The $680-million project, a sprawling 365-turbine wind farm on the eastern shores of Lake Turkana, is delivering 310 megawatts of renewable power to the national grid of East Africa’s most dynamic economy.

The largest private investment in Kenya’s history, the Lake Turkana Wind Power project was beset with delays and took nearly a decade to rise from the arid landscape 600 kilometres north of Nairobi.

Today the windmills—scattered across Turkana’s stark lunar landscape and rocky hills—deliver 15 percent of Kenya’s entire installed capacity, connected to the national grid through a 428-kilometre power line.

“Today, we again raise the bar for the continent as we unveil the single largest wind farm,” said President Uhuru Kenyatta, after touring the project.

“Kenya is without a doubt on course to become a world leader in renewable energy.”

The project lies in a natural corridor dubbed “the windiest place on earth” and promises to harness this endless power at low cost.

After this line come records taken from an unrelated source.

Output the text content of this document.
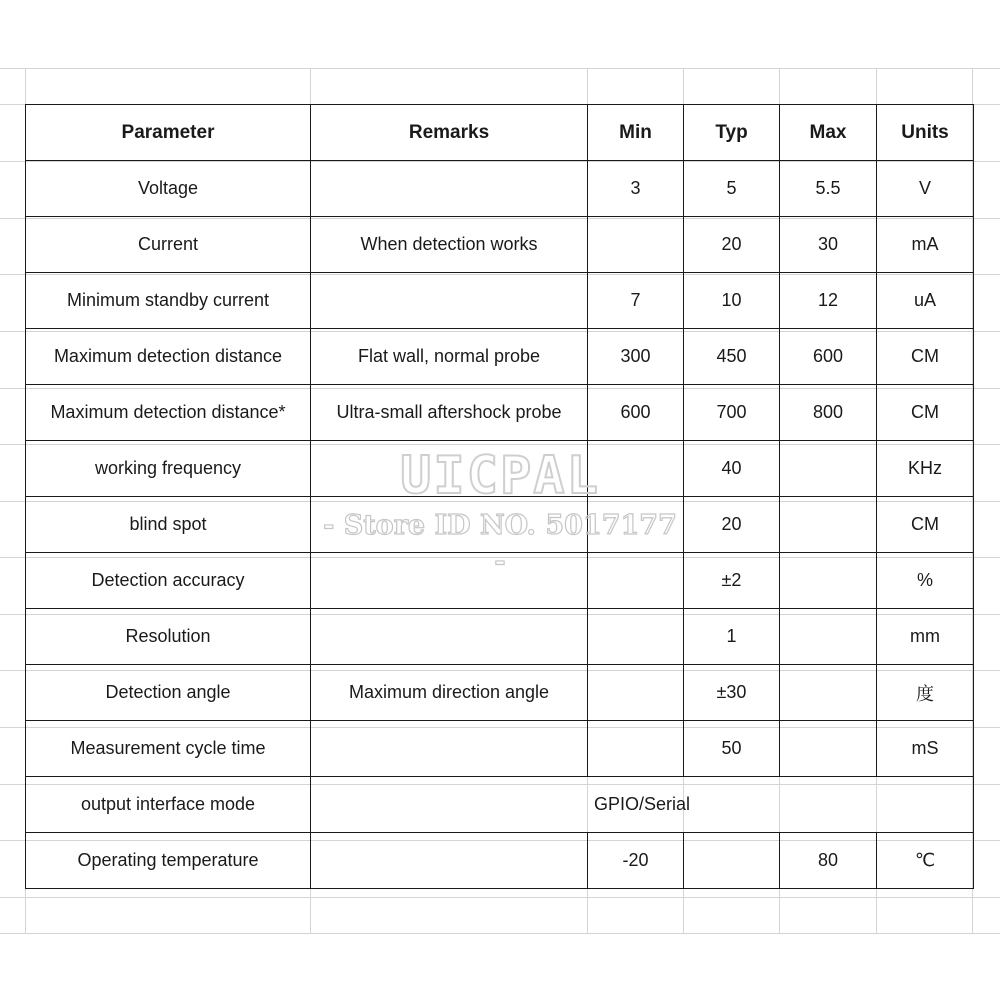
Parameter	Remarks	Min	Typ	Max	Units
Voltage		3	5	5.5	V
Current	When detection works		20	30	mA
Minimum standby current		7	10	12	uA
Maximum detection distance	Flat wall, normal probe	300	450	600	CM
Maximum detection distance*	Ultra-small aftershock probe	600	700	800	CM
working frequency			40		KHz
blind spot			20		CM
Detection accuracy			±2		%
Resolution			1		mm
Detection angle	Maximum direction angle		±30		度
Measurement cycle time			50		mS
output interface mode	GPIO/Serial				
Operating temperature		-20		80	℃
UICPAL
- Store ID NO. 5017177 -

Kenyatta has previously committed to 100 percent renewable energy for Kenya by 2020—a pledge the government has been accused of betraying with plans to build a coal-fired power plant off the coast in Lamu.

The EU’s lending facility loaned $200 million for the project, which received other finance from a consortium of European and African companies

“There was a delay, there was a few difficult moments, I have to say, for everybody, but in the end we all made it,” Collin said.

Not only is the launch “an incredible journey”for Kenya  but more than anything it let the world know Kenya’s untapped clean energy markets were open for business.